A complicated story about a Maine game warden just doing his job when a brutal crime gets committed and his estranged dad (who was a drunk and a jerk) is implicated. The warden tries to clear his name. A lot of sad and bad families and messy rural bad choices. At the same time, there was some beautiful wilderness of a kind I recognized. I know “thriller” was right there on the cover, but I went into this thinking it was a mystery. Liked it, might not read the next one
This installment of the Rivers of London series takes place (mostly) away from the usual Folly locale and has a lot more rural policing stuff in it, working on relationships, dealing with small towns. Not as many of the main characters you’ve grown to know and like. Very little Lesley, not a lot of Nightingale. There are some bonus magical animals, but definitely feels more like “one in a series” than a stand-alone even though it can work that way as well. I liked it.
This was the first book from my “birthday book suggestions” list over on Bluesky. I liked it. A young adult novel of a magical world in which cursing is real and cursers are punished but sometimes things get out of hand. A pair of teenagers tries to help the cursed but then realizes the plight of the cursers is not quite what they expected. A lot of “who can you trust” and “how do you handle complicated morality” in this one. If you like magical tales, you’ll like it.
I tend to read late at night; this book had a lot going on not all of which I followed. I loved the idea of pocket worlds existing within our own (with slower/faster time in some of them, leading to some interesting clashes) and economies and resource extraction which ensue as a result. I also enjoyed a different take on the horrors of colonization (book takes place in the Dominican Republic and has a lot of references to the Taino people who were the indigenous people of the region). There was a difficult relationship and a (sort of) dead child in this one which was a more fraught/raw part of the story that was challenging. Overall a really good scifi book on some tough subjects.
Khanna is the Congressional rep for Silicon Valley (the only majority Asian district in the continental US). This is a policy-heavy book about how we can use technology not just to make wealthy people wealthier but to allow for more security and opportunity for people all over the US, maybe even the world, without the usual facile “Rural people can all work in help desk call centers!” shallow visions which we often see. These policy approaches are not cheap, but they are necessary and Khanna makes a good case for many of them.
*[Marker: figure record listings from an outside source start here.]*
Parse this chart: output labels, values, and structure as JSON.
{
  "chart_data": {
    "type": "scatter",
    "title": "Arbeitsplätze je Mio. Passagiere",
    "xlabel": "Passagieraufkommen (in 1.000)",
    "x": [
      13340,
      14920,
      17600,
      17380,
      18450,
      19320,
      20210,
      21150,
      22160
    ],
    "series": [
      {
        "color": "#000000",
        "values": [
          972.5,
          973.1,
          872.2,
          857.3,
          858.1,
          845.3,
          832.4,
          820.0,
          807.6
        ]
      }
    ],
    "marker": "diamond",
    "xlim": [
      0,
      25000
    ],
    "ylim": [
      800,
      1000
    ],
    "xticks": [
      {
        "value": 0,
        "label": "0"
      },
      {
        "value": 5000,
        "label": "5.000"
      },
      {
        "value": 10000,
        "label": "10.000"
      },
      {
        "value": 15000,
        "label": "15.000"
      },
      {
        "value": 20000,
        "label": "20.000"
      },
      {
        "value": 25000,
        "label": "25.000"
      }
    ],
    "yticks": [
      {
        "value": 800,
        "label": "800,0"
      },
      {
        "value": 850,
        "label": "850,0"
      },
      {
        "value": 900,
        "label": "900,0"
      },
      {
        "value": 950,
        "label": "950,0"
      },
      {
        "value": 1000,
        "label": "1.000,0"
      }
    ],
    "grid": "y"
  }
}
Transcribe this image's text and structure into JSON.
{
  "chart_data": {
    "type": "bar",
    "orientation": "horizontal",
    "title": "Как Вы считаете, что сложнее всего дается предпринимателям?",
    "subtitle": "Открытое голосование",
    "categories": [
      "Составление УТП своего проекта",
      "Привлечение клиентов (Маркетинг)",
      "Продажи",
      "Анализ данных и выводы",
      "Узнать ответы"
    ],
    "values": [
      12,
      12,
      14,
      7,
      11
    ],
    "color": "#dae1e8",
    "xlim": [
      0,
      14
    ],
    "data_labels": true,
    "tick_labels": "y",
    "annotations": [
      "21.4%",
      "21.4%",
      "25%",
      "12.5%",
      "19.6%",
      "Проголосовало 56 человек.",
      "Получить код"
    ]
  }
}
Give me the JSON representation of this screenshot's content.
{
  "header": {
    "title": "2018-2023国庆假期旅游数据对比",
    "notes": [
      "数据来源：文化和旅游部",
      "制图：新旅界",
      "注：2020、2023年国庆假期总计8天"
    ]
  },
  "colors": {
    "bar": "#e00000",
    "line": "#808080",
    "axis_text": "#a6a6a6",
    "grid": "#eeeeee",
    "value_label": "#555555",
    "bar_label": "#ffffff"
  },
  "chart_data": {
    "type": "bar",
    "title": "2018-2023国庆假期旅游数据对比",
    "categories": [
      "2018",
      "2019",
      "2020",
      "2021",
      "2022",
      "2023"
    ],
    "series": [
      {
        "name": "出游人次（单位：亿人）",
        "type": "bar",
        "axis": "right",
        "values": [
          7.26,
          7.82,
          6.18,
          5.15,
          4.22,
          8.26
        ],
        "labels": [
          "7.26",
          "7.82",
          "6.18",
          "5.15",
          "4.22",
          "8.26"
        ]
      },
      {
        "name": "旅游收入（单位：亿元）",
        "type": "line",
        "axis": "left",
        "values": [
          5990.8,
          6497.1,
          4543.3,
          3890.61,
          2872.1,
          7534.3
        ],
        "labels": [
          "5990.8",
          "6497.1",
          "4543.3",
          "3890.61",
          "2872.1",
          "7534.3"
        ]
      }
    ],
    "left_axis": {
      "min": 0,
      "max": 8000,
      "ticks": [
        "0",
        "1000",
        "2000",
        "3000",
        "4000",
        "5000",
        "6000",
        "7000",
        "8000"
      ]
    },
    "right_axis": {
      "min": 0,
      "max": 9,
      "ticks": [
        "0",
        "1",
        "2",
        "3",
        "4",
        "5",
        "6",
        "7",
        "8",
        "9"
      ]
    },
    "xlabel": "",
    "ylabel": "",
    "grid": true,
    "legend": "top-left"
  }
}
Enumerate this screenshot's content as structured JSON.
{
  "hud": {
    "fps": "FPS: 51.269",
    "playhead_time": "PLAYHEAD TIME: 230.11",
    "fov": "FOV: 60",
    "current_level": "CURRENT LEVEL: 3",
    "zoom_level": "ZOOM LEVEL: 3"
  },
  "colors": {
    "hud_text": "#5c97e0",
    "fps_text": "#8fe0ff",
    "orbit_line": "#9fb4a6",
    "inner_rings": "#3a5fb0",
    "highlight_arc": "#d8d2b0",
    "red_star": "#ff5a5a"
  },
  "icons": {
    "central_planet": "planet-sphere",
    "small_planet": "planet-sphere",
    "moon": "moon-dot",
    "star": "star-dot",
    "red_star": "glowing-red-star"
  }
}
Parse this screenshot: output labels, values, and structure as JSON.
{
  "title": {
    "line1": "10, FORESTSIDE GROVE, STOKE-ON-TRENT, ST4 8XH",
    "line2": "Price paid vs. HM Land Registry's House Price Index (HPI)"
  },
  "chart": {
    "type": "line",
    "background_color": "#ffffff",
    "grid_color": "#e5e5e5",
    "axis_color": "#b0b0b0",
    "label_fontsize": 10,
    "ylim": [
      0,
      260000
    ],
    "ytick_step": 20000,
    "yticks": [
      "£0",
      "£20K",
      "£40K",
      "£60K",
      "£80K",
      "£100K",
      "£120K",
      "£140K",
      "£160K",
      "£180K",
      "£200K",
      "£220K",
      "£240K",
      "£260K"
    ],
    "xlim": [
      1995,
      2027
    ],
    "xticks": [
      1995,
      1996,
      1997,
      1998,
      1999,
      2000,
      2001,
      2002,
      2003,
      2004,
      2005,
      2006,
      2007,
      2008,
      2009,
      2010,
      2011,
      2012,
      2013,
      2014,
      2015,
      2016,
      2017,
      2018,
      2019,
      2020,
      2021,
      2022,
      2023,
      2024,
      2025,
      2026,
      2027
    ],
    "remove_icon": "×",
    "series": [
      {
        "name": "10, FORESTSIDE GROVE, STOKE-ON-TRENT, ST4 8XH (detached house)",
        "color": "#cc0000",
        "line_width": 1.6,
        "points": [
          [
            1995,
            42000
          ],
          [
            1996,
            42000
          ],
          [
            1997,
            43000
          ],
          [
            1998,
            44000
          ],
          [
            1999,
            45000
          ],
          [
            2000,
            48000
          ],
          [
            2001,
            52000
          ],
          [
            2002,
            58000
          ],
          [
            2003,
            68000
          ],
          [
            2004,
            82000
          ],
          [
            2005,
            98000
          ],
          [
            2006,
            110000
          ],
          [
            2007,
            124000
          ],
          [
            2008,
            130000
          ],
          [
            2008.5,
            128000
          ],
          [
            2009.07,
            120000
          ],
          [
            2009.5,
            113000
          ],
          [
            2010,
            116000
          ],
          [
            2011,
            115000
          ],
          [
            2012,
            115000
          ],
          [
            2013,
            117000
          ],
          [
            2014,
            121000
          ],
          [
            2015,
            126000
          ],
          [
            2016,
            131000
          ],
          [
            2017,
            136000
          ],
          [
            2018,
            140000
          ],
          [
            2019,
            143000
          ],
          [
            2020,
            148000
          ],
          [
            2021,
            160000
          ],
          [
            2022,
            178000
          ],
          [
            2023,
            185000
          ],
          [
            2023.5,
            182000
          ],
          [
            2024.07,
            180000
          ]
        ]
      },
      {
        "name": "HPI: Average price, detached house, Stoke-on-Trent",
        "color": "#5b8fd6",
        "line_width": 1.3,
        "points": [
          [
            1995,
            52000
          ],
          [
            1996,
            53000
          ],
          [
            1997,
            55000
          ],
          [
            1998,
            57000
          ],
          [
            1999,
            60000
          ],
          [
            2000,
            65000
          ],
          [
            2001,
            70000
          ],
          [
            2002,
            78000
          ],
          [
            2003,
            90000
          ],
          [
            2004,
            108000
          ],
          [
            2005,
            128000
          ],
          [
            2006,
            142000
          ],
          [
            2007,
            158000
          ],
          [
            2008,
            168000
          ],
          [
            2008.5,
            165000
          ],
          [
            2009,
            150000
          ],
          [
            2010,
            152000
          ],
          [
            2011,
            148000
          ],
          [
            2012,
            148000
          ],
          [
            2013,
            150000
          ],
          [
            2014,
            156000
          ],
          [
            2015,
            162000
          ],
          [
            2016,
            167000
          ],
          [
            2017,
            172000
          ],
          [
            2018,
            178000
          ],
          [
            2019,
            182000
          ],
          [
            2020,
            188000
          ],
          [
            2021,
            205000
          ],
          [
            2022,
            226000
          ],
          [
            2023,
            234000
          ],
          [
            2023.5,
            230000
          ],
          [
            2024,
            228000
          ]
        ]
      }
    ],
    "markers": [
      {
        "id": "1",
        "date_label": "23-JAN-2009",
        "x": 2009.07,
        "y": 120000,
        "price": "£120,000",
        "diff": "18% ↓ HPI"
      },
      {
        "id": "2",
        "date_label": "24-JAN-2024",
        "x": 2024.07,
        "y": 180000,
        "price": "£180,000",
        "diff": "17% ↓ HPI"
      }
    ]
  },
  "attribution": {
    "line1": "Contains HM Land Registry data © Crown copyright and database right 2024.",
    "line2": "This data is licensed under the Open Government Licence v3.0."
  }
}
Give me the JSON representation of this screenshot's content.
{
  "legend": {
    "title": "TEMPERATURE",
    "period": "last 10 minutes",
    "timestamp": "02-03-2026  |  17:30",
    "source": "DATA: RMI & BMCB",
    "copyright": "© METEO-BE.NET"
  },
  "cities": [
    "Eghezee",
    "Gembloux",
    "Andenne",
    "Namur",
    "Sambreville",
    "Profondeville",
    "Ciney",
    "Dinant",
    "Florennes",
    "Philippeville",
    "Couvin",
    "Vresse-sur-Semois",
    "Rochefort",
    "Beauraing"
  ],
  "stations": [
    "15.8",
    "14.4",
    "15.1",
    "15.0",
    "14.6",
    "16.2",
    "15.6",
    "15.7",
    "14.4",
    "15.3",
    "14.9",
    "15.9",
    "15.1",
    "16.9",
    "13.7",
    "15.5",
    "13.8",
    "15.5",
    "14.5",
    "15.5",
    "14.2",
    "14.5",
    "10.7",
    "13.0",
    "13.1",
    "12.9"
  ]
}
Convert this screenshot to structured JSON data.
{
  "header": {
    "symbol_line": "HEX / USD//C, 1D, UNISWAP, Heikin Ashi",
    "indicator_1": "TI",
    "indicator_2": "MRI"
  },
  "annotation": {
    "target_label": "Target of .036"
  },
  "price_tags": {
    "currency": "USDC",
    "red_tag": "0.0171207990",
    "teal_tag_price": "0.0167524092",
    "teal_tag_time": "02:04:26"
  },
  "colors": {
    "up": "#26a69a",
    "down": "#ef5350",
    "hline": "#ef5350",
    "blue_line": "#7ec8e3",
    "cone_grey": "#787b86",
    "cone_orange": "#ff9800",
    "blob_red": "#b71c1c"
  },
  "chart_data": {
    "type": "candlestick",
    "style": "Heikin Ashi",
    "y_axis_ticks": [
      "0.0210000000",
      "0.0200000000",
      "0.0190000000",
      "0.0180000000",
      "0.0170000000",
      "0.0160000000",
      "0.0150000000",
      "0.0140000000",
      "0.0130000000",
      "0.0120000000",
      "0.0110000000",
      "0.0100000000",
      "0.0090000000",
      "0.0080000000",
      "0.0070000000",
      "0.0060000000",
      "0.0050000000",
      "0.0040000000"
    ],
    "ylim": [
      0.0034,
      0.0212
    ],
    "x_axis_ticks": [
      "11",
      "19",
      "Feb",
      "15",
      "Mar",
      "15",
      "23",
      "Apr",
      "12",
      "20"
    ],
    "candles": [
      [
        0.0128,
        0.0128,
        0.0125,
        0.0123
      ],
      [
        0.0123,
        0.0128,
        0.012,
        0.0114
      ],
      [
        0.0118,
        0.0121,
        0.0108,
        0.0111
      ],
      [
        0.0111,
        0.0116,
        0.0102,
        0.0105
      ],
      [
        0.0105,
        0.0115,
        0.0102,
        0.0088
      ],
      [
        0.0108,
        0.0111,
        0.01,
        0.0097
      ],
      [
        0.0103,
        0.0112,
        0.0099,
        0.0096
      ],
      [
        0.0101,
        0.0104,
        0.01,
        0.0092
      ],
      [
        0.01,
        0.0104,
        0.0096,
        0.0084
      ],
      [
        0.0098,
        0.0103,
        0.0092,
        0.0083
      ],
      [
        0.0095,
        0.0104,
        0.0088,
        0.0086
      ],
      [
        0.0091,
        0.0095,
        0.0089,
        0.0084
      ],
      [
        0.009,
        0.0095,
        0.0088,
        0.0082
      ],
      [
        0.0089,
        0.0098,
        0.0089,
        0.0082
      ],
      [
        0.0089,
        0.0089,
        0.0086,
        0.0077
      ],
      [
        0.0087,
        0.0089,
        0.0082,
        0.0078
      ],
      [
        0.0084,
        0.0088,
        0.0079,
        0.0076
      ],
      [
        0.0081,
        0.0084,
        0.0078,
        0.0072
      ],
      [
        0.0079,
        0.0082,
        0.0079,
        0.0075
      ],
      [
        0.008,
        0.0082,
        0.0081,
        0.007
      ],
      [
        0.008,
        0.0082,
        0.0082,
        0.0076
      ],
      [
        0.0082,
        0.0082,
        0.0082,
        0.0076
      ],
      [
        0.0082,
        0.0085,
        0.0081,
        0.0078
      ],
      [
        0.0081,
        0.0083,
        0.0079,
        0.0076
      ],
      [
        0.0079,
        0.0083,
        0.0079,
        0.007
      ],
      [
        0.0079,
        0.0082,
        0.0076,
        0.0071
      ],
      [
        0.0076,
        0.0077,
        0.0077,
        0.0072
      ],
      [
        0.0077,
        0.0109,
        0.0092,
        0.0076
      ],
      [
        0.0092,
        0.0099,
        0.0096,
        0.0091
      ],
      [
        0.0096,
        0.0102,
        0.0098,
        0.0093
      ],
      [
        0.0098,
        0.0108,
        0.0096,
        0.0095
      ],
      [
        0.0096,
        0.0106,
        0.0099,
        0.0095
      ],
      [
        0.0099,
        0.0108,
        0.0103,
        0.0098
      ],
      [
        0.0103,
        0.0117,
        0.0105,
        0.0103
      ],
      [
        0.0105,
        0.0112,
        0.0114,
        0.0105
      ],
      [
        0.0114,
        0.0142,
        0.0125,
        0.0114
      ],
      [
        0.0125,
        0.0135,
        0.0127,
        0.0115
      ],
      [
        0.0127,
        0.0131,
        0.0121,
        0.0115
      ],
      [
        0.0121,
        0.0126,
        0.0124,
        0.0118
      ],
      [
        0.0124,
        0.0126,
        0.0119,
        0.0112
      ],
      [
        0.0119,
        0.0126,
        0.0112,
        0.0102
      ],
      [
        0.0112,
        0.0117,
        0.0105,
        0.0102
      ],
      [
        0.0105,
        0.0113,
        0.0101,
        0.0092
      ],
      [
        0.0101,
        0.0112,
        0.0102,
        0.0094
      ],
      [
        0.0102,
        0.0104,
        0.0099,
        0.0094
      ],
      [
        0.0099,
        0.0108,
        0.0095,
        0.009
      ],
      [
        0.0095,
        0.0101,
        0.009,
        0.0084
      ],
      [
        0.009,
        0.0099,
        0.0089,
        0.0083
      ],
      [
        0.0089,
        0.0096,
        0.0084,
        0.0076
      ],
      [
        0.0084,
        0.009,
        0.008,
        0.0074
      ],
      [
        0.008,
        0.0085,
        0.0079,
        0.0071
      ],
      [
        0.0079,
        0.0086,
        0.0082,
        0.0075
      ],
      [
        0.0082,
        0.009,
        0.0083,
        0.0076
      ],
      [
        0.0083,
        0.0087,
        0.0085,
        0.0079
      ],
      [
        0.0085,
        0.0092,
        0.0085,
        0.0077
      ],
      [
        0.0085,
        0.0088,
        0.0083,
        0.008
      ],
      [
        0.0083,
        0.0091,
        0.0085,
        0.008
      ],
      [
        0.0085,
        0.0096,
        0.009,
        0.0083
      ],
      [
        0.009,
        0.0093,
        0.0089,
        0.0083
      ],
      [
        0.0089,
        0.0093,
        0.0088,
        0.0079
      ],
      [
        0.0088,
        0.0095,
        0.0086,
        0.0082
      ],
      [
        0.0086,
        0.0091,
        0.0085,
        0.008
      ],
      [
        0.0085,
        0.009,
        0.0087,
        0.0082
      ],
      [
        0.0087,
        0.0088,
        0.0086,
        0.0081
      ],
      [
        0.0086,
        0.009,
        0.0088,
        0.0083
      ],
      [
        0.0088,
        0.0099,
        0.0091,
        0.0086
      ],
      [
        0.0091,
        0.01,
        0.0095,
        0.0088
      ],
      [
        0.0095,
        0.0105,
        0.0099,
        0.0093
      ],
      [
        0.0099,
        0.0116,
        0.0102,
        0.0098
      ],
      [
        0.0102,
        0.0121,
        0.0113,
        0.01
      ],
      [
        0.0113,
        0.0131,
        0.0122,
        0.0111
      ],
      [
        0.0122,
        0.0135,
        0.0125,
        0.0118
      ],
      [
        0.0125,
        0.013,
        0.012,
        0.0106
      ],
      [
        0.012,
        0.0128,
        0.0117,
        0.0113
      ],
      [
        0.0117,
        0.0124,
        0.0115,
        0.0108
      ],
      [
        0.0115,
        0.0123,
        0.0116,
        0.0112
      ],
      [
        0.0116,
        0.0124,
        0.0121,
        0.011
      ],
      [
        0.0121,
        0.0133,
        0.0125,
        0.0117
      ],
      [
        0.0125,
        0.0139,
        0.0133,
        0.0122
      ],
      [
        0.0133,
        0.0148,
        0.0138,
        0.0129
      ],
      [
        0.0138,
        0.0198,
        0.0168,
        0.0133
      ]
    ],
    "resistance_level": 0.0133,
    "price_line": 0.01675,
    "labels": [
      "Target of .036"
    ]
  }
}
I like most of KSRs books and this was no exception. It’s kind of about Mars and kind of about a mysterious “icehenge” that shows up on Pluto. It’s told from the perspective of three different people (sequential, not interspersed) and an “Is this an unreliable narration and if so why?” mystery slowly creeps in as the book goes on. It’s one of KSRs older books, so quirky in what “tech” they have and what they don’t. Like you see very few digital cameras and no cell phones though there are interstellar spaceships. I skimmed a few parts but overall liked it.